DoD Seal Recent active shooter incidents at government facilities, such as the September 2013 shooting at the Washington Navy Yard and the April 2014 shooting at Fort Hood, have made clear the need to review security clearance processes nationwide. This week, the Office of the Inspector General (OIG) of the DoD responded to that need with the release of a new report entitled, “An Assessment of Contractor Personnel Security Clearance Processes in the Four Defense Intelligence Agencies.” The objective of this review was to assess “how, or if, substantiated investigations of misconduct were reported to Agency Clearance Adjudication Facilities (CAF) and to the DoD Consolidated Adjudication Facility (DODCAF)” as well as the results of adjudications.

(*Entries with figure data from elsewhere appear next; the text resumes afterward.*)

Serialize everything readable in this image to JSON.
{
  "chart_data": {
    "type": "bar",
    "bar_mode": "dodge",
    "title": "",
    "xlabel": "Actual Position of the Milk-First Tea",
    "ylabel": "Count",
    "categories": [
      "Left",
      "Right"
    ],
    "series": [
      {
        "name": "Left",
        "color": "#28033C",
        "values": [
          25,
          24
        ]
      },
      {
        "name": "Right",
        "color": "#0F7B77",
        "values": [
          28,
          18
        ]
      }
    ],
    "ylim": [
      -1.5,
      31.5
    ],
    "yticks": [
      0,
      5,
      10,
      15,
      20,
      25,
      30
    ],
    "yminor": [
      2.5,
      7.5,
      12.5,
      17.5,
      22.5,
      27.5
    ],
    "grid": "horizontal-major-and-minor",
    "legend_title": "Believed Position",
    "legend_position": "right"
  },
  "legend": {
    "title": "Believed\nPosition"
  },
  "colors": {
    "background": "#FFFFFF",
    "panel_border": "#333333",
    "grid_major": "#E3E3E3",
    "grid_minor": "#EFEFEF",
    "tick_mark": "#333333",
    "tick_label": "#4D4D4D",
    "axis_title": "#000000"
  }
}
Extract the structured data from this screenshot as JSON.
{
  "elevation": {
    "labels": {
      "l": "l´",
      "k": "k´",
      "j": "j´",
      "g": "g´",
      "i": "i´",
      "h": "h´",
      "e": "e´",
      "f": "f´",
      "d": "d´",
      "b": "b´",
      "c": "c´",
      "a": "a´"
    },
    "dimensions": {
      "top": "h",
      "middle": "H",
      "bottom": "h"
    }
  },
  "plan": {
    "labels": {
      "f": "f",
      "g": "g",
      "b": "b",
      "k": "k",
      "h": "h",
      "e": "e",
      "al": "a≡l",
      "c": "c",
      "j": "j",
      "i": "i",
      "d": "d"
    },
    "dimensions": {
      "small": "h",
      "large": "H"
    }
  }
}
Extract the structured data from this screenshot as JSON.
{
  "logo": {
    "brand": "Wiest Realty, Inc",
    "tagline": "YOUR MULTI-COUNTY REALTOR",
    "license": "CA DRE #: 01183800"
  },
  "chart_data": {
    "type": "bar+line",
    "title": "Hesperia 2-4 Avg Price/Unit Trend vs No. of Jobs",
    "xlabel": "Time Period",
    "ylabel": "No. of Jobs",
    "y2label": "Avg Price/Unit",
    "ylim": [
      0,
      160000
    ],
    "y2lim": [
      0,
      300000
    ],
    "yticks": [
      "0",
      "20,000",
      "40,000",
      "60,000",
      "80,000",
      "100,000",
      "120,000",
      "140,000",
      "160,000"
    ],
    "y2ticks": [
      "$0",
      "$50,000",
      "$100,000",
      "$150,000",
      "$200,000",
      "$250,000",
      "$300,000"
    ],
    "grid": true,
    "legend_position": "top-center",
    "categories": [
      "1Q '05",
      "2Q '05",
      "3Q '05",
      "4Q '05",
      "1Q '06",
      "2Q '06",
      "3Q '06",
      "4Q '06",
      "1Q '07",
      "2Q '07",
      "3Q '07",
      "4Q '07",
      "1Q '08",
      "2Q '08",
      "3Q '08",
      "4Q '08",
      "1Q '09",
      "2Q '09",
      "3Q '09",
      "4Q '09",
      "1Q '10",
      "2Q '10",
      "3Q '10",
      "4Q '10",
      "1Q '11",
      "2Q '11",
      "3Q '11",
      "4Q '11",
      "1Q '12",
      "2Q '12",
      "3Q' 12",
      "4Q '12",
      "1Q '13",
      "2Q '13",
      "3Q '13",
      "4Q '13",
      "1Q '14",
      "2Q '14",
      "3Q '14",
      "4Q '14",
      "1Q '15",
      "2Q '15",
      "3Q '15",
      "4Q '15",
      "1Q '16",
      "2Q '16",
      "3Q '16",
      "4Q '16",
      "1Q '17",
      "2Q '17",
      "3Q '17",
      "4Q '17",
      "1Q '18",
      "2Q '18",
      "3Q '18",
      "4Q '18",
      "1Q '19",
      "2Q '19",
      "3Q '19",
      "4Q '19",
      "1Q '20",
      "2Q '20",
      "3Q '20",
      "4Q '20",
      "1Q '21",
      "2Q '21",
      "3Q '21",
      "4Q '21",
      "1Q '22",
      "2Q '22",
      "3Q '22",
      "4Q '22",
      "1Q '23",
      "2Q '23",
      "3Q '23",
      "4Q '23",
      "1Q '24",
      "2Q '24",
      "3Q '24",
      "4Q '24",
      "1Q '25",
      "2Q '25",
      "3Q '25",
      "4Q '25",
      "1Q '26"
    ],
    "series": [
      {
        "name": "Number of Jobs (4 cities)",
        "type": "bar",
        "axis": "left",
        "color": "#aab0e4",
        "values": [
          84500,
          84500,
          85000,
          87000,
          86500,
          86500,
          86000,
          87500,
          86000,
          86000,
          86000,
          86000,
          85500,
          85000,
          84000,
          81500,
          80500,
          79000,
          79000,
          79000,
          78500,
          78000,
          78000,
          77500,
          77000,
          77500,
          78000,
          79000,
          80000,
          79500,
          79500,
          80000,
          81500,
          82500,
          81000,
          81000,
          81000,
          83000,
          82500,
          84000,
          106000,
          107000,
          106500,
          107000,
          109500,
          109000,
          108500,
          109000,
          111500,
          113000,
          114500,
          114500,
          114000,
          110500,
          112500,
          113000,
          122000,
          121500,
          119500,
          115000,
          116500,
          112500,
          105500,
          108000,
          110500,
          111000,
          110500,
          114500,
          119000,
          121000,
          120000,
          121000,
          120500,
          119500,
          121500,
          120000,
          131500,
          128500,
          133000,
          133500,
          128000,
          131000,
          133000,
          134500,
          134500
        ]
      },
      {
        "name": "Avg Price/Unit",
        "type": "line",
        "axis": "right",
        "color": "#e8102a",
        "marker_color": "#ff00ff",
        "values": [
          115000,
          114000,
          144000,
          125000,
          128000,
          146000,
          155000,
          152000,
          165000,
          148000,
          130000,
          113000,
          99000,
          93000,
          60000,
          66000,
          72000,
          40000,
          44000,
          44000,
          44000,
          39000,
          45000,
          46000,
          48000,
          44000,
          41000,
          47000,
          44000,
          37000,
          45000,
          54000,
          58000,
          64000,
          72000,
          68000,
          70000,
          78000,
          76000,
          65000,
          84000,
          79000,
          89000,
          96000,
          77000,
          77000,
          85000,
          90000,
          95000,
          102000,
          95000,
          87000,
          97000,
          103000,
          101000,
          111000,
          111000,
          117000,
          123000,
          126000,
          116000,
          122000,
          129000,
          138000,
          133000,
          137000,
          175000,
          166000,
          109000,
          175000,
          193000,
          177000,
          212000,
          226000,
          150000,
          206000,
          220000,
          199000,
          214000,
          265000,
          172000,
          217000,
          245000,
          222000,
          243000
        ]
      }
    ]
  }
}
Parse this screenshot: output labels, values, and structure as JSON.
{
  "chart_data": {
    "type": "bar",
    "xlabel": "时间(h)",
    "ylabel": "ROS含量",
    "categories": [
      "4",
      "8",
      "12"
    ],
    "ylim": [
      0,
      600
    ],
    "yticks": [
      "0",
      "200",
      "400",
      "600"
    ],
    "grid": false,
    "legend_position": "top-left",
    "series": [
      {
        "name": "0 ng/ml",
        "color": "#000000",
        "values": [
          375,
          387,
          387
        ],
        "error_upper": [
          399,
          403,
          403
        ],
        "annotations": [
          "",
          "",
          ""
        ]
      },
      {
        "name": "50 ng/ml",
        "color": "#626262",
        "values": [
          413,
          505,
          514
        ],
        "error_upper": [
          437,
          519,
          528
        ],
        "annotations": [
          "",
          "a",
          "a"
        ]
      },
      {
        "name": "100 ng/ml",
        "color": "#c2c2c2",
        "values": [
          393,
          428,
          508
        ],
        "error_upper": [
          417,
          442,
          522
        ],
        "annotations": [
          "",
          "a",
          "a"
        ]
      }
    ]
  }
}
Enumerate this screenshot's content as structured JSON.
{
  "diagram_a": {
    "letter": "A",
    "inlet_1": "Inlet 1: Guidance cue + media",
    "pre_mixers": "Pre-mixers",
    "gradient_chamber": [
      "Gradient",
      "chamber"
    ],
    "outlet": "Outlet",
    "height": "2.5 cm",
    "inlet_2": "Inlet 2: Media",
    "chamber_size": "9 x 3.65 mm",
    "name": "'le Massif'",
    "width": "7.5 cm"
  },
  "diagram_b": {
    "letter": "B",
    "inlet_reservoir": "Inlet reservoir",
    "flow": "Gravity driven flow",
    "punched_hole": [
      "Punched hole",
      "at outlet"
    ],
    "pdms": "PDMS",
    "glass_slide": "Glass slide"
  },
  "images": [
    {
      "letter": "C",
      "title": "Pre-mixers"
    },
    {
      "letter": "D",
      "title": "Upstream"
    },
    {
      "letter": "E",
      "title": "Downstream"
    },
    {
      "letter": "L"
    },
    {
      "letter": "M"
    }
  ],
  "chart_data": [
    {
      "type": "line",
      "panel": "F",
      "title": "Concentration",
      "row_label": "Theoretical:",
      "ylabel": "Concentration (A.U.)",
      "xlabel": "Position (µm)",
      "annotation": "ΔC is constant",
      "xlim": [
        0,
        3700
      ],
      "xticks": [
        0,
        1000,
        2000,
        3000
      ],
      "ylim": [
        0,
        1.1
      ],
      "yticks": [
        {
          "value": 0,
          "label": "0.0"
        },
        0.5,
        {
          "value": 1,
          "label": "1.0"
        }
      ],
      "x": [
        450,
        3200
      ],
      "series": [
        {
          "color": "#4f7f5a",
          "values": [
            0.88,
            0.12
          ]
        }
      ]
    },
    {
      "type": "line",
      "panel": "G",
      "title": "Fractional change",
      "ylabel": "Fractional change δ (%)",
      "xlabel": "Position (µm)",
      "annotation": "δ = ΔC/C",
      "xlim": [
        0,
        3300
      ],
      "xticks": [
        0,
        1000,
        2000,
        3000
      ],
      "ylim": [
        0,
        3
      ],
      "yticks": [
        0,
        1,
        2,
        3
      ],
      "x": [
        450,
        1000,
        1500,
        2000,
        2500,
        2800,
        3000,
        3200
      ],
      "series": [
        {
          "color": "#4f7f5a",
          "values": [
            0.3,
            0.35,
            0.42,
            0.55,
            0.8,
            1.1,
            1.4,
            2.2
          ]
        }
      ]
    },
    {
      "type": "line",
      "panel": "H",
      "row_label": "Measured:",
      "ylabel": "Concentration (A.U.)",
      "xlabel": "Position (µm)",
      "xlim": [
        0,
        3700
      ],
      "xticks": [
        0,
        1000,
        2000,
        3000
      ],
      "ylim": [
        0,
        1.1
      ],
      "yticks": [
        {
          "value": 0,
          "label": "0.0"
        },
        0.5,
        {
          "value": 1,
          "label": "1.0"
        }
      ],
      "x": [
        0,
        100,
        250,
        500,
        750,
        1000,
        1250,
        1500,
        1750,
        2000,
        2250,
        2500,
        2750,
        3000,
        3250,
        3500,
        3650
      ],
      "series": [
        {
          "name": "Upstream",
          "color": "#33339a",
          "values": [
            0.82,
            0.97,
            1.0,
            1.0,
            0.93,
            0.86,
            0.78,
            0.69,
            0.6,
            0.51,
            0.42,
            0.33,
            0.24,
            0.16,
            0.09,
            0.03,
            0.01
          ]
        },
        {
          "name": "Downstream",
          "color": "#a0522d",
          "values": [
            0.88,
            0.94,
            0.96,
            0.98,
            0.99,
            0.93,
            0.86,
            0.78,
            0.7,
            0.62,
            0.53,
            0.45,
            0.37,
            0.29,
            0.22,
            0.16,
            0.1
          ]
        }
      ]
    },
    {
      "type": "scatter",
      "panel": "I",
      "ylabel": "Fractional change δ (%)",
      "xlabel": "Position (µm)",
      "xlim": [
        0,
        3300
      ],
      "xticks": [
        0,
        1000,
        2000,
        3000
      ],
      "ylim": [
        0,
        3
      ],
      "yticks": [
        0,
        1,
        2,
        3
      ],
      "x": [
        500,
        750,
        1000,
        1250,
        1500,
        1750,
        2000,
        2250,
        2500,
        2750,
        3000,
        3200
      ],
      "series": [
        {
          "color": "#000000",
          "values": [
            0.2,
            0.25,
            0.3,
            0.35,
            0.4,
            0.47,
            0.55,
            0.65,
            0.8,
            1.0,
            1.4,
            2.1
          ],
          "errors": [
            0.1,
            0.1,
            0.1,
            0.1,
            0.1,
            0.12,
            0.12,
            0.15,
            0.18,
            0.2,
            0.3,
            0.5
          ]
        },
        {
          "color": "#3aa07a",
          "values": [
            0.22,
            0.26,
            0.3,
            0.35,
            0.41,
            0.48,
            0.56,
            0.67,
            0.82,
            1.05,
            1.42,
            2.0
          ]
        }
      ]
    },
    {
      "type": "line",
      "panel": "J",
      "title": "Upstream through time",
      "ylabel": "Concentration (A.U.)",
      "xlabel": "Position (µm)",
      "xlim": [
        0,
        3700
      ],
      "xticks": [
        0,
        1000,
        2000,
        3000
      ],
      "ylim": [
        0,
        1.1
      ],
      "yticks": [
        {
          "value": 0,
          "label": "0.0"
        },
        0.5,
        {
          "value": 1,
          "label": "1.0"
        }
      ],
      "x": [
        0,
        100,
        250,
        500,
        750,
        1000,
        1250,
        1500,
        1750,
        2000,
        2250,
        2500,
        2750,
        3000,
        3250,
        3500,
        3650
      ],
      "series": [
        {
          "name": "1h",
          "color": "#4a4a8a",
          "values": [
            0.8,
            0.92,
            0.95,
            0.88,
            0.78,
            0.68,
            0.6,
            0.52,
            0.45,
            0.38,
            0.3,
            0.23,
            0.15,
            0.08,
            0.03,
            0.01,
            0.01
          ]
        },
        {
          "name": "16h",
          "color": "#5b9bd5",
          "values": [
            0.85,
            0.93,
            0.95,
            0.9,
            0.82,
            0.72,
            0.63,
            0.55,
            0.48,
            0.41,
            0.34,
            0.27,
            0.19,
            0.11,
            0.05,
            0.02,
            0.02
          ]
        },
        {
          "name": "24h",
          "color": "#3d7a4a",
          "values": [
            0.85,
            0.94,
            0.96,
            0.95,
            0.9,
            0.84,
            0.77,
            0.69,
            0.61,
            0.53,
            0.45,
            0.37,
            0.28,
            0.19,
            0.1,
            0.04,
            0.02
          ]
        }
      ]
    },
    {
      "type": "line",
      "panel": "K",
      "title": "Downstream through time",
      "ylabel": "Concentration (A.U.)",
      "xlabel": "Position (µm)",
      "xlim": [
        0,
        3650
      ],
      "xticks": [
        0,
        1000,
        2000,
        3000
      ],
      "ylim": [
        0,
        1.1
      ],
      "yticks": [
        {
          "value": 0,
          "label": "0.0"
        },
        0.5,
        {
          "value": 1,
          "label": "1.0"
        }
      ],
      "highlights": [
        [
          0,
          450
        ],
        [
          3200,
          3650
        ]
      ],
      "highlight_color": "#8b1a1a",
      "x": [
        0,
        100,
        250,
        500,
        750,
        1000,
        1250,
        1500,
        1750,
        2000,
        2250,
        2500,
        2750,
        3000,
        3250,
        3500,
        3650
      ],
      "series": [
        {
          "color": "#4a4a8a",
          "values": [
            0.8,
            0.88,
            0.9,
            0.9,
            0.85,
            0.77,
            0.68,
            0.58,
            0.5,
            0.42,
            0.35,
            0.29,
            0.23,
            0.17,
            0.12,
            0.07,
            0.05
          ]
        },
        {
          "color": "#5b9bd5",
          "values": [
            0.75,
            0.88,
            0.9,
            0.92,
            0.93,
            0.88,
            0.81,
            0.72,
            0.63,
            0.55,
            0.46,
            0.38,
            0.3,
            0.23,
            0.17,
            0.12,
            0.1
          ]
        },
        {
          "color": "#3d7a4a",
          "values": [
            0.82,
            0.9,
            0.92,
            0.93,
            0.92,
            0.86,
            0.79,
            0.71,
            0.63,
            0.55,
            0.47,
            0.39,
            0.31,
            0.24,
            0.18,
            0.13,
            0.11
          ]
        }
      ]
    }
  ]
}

Following its review, the OIG noted five main findings:

  • “There was a lack of effective personnel security policy.
  • There was a lack of effective record keeping.
  • There was avoidance of personnel involved in misconduct.
  • There was a lack of personnel security information sharing.
  • There was a lack of connectivity between the Defense Central Index of Investigations (DCII) and the Joint Personnel Adjudicative System (JPAS).”

The OIG offered a variety of recommendations and management responses to the four agencies in light of the above findings. Briefly, recommendations from the report include strengthening security policy and processes, improving the process of reporting investigations of misconduct, and better maintenance of personnel security databases and software.